Banks such as CoreStates Financial Corp., BankAmerica Corp., and Chase Manhattan Corp. are experimenting with "360 degree" or multisource feedback-an approach to performance evaluations that factors in the assessments of a worker's peers and subordinates as well as his or her supervisors.

These institutions are following such large nonbank companies as Federal Express Corp., General Electric Co., and Motorola, which have helped turn 360-degree feedback into a 1990s management fad.

While no banks are committed to making this approach companywide policy yet, it's clear that they are heading in that direction, albeit slowly and cautiously.

"Is it the goal of (CoreStates chief executive officer) Terry Larsen that every employee get feedback from those who work with them, both from below and from above," said Nelson Parrish, CoreState's vice president for cultural implementation.

Mr. Larsen's sentiments put him ahead of many of his colleagues.

"Banks have grown up in a control and command structure," said Charles Wendel, president of New York-based Financial Institutions Consulting. "Junior people just don't criticize senior people."

Plus, the barriers against rolling out such a program are somewhat daunting.

For example, at CoreStates, where about 1,200 of the bank's 19,000 employees have been assessed with 360-degree feedback, it takes between 30 to 60 days for an evaluation to be prepared.

A typical review is based on the opinions of up to 10 bank employees. Those opinions are then synthesized into a final two-page report.

"The process is still time-consuming and relatively costly," said Mark R. Edwards, the chief executive officer of Teams Inc., a Tempe, Ariz. consulting firm that helps companies develop multisource programs.

But Mr. Edwards, whose firm has trademarked the term "360-degree feedback," said that the cost of creating a single evaluation has dropped from $750 in the mid-1970s to $50 today.

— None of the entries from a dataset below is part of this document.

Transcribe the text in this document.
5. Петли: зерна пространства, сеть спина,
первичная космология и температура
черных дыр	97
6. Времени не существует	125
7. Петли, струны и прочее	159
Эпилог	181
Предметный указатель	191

Mr. Wendel argued that bosses would be wise to hear the candid comments of their underlings and to establish structures that allow for it.

"A lot of younger bankers are concerned that their bosses are spending too much time in meetings rather than being externally focused," he said. "There is tremendous frustration that nonbanks are doing things that they ought to be doing."

Executives with the few banks that are trying multisource evaluations pointed out that they are simply using the tools to help employees develop their skills.

"I do see that it will evolve into a tool to evaluate employees, but it's still too early to tell when that will be," said Maureen Hilts, a BankAmerica vice president who oversees a pilot project at her institution.

If the day ever comes, it could alter the way that managers and their subordinates relate to one another.

"Managers used to get results by leaving dead bodies along the road, but with 360 feedback, you can't afford to do that," Mr. Edwards said.